Parmi les différentes éditions des Nouvelles, la meilleure, au moins typographiquement parlant, reste sans conteste celle des éditions Cent pages

dimanche 25 août 2019

Aventures dans les Caraïbes


















Aventures dans les Caraïbes, de Henry Pitman ; traduit de l'anglais par Sophie Jorrand. - Anacharsis, 2019

1685. Pour s'être imprudemment commis avec les partisans du duc de Monmouth, Henry Pitman, un jeune chirurgien quaker, est déporté à La Barbade, dans les Antilles britanniques. Révolté par la servitude à laquelle il est réduit, il s'évade avec une poignée de compagnons. Une navigation hasardeuse les mène jusqu'à une île déserte où, plusieurs semaine durant, ils organiseront leur survie avant d'être secourus par un navire corsaire. De retour à Londres, Pitman, devenu apothicaire, racontera ses aventures sans se douter qu'elles inspireront l'un des mythes les plus universels de la littérature mondiale. S'il est en effet communément admis que l'aventure du matelot Selkirk (qui vécut seul pendant quatre ans sur une île au large du Chili) servit principalement de modèle à Daniel Defoe pour son Robinson Crusoé, il est non moins certain que les épreuves de Pitman (contemporain et voisin de Defoe) y eurent également leur part. Sans elles, point de Robinson et, partant, point de robinsonnades, ces puissantes machines à rêver dont furent peuplés nos étés, de Jules Verne à William Golding et Michel Tournier. 
Peu de textes, donc, furent aussi riches de potentialité que celui-ci (il inspirera encore l'écrivain italien Rafael Sabatini pour son fameux Captain Blood). Mais s'il fut sans doute un excellent apothicaire (quelques-unes de ses spécialités figurent en fin d'ouvrage), Pitman n'était certes pas un écrivain-né. Aussi dépouillé que bref, son récit (complété par celui d'un de ses compagnons) est à lire pour son caractère avant tout séminal, tellement qu'il ferait tout aussi bonne figure au catalogue Vilmorin qu'à celui d'Anacharsis si l'éditeur toulousain, comme d'habitude, n'avait aussi brillamment soigné l'emballage de cette première traduction française au moyen, notamment, de la très érudite et passionnante présentation de Sophie Jorrand. 

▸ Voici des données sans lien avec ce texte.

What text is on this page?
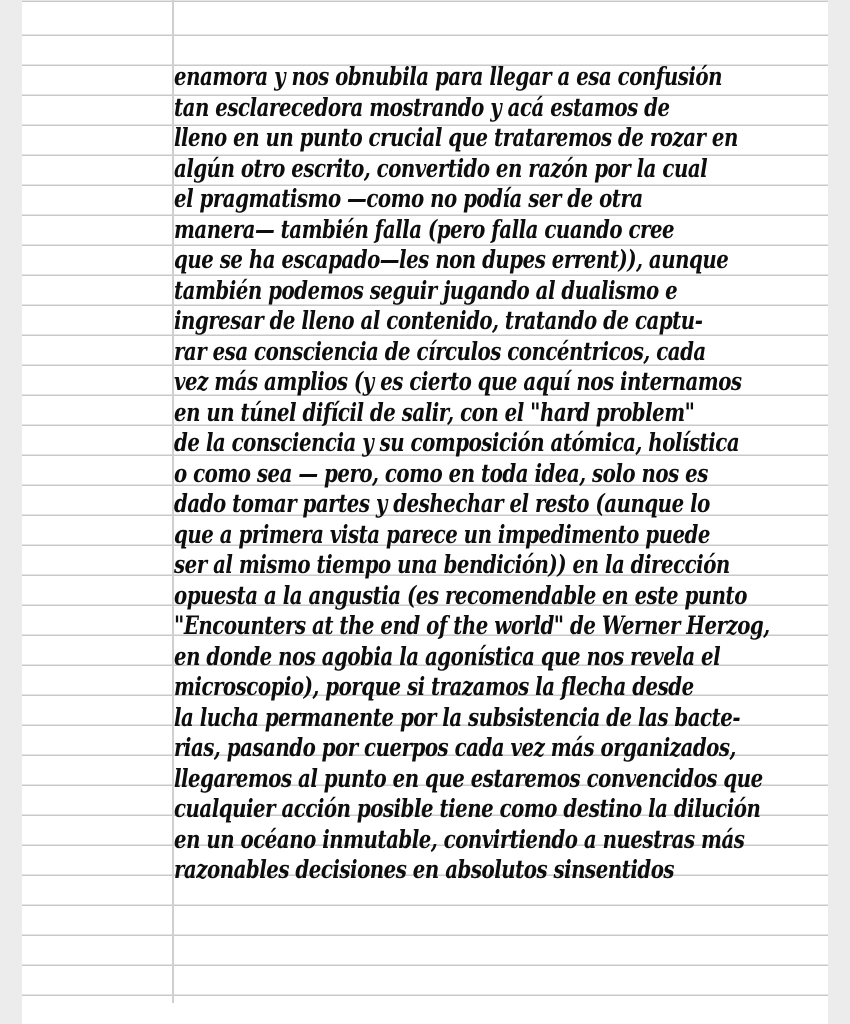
enamora y nos obnubila para llegar a esa confusión
tan esclarecedora mostrando y acá estamos de
lleno en un punto crucial que trataremos de rozar en
algún otro escrito, convertido en razón por la cual
el pragmatismo —como no podía ser de otra
manera— también falla (pero falla cuando cree
que se ha escapado—les non dupes errent)), aunque
también podemos seguir jugando al dualismo e
ingresar de lleno al contenido, tratando de captu-
rar esa consciencia de círculos concéntricos, cada
vez más amplios (y es cierto que aquí nos internamos
en un túnel difícil de salir, con el "hard problem"
de la consciencia y su composición atómica, holística
o como sea — pero, como en toda idea, solo nos es
dado tomar partes y deshechar el resto (aunque lo
que a primera vista parece un impedimento puede
ser al mismo tiempo una bendición)) en la dirección
opuesta a la angustia (es recomendable en este punto
"Encounters at the end of the world" de Werner Herzog,
en donde nos agobia la agonística que nos revela el
microscopio), porque si trazamos la flecha desde
la lucha permanente por la subsistencia de las bacte-
rias, pasando por cuerpos cada vez más organizados,
llegaremos al punto en que estaremos convencidos que
cualquier acción posible tiene como destino la dilución
en un océano inmutable, convirtiendo a nuestras más
razonables decisiones en absolutos sinsentidos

[texte paru dans Le Matricule des anges]

dimanche 18 août 2019

Verdure

Verdure, de Jean-Loup Trassard. - Le temps qu'il fait, 2019.

On a le Montana qu'on peut et la Mayenne, après tout, vaut bien le Yaak. En tout cas, Jean-Loup Trassard, depuis plus de quarante ans, en défend la campagne familière avec la même passion qu'un Rick Bass sa montagne à grizzlys. À preuve ce nouveau recueil, essentiellement composé d'articles de circonstance qui, tous, témoignent d'une même préoccupation pour un paysage aujourd'hui gravement menacé. Course au rendement, pollution de l'air, du sol et des eaux par les engrais chimiques et les pesticides, l'air est connu depuis les années 70 et reste d'affligeante actualité. Jean-Loup Trassard, quant à lui, fut l'un des premiers à dénoncer le saccage organisé du bocage, biotope irremplaçable et paysage bien plus que millénaire dont la lente formation, polie par l'usage, tissait des liens uniques entre le naturel et l'humain. Décidé sur le papier par des technocrates plus soucieux "d'aménagement du territoire" que de la simple intelligence des choses, le remembrement a largement détruit haies et chemins creux, changeant un environnement intégré de manière exceptionnelle en désert. Inlassablement répété d'article en article et  loin de toute idylle champêtre, le constat est accablant : disparition des arbres (10 000 par commune remembrée !), appauvrissement irrémédiable de la flore et de la faune... Si l'auteur de Dormance n'est pas tendre envers les paysans qui y prêtent la main, il ne les accable pas non plus, face au modèle économique qui, les forçant à surproduire, les pousse dans le cycle infernal de l'endettement, pour le seul profit des banques et des grossiums de l'agro-alimentaire. 
On ne sortira certes pas de ce livre avec le moral en hausse mais, tout de même, avec la conviction que les passéistes ne sont pas ceux qu'on croit. Et l'on se replongera avec délices dans l'Histoire de la campagne française de Gaston Roupnel, ouvrage visionnaire auquel Jean-Loup Trassard rend incidemment un hommage aussi attendri que justifié. 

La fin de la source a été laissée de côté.